The Evening Standard reports that supply teacher Katy Giovannini from Bath was cleared at Lavender Hill magistrates court last week after representing herself. She told the Standard after the verdict that the 7,500 drivers fined before Transport for London improved the signage at the site should be reimbursed. She said, “I went in with a very matter-of-fact approach: because of misleading signage, the speed limit was questionable. That caused me to put my foot down and accelerate. I said, ‘I’m not pleading guilty. I’m not a criminal. I’m a teacher.’
The Standard also reports on the case of Thomas Maieli who was caught twice in two days last May. He represented himself at a hearing and lost, but paid for legal representation for the second one on Tuesday last week. He pleaded guilty to avoid a trial and was given an absolute discharge.
The judgments were welcomed on Twitter by the local MP Ruth Cadbury who called on TfL to review fines issued at this location.
A series of Freedom of Information requests shows that 13,891 Notices of Intended Prosecution were sent out by the Metropolitan Police between April and September 2016 to drivers photographed exceeding the speed limit at the site.
The number of fines peaked in the first full month of operation in May when 4,768 were issued. This prompted a large number of complaints including one from local MP Ruth Cadbury and enforcement at the site was suspended after the first week of June for a review of the signage. Many motorists had complained it was inadequate. Although the site inspection deemed that the existing signage was compliant, on 15 July new signage was put in place and since that point the number of fines issued seems to have roughly halved.

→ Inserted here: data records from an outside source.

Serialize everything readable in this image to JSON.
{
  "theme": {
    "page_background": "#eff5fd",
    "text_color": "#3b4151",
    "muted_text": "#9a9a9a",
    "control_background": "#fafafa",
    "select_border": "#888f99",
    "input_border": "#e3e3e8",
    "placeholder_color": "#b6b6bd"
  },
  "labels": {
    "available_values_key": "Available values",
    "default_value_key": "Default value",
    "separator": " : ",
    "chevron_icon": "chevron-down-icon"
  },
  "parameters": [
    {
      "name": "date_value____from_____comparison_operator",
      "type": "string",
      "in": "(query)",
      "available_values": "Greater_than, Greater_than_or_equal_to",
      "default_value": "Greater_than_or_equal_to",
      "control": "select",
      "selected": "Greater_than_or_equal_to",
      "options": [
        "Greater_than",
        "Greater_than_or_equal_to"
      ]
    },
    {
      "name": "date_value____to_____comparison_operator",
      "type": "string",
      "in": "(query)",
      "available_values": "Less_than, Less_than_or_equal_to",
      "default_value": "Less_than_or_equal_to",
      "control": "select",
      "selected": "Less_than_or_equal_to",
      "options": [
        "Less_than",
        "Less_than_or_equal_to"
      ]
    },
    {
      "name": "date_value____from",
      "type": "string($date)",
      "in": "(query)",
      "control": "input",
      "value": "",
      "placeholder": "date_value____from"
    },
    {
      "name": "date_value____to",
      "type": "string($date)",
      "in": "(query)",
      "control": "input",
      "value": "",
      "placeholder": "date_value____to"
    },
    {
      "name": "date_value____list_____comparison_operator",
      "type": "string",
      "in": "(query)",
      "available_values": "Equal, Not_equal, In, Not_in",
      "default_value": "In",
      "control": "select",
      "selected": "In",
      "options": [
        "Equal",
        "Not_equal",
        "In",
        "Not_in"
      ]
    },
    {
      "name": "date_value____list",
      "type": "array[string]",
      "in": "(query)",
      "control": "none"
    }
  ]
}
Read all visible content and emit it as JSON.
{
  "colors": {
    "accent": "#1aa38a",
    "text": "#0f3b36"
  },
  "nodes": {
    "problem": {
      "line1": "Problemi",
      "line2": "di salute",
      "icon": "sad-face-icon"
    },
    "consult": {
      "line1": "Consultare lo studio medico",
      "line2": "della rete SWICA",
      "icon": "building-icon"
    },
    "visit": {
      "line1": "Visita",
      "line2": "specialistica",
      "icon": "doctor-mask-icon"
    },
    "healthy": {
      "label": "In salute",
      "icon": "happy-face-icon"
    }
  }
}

In September Grand Tour presenter James May was caught by the camera just 10 minutes after taking delivery of a new Honda motorbike.
Nicholas Lyes, roads policy spokesman for the RAC said, “We would now hope TfL and the Metropolitan Police will work together to review all penalties issued during this period.”
A Metropolitan police spokeswoman said that of the 39 cases heard this month, 26 had resulted in convictions, five were adjourned and eight dismissed. However, it is believed that some of the convictions would have been followed with an absolute discharge as in the case of Mr. Maieli.
Lilli Matson, TfL’s head of strategy and outcome planning, said that the signs at the location advising of the reduction of the speed limit to 30 mph were checked and approved prior to its introduction.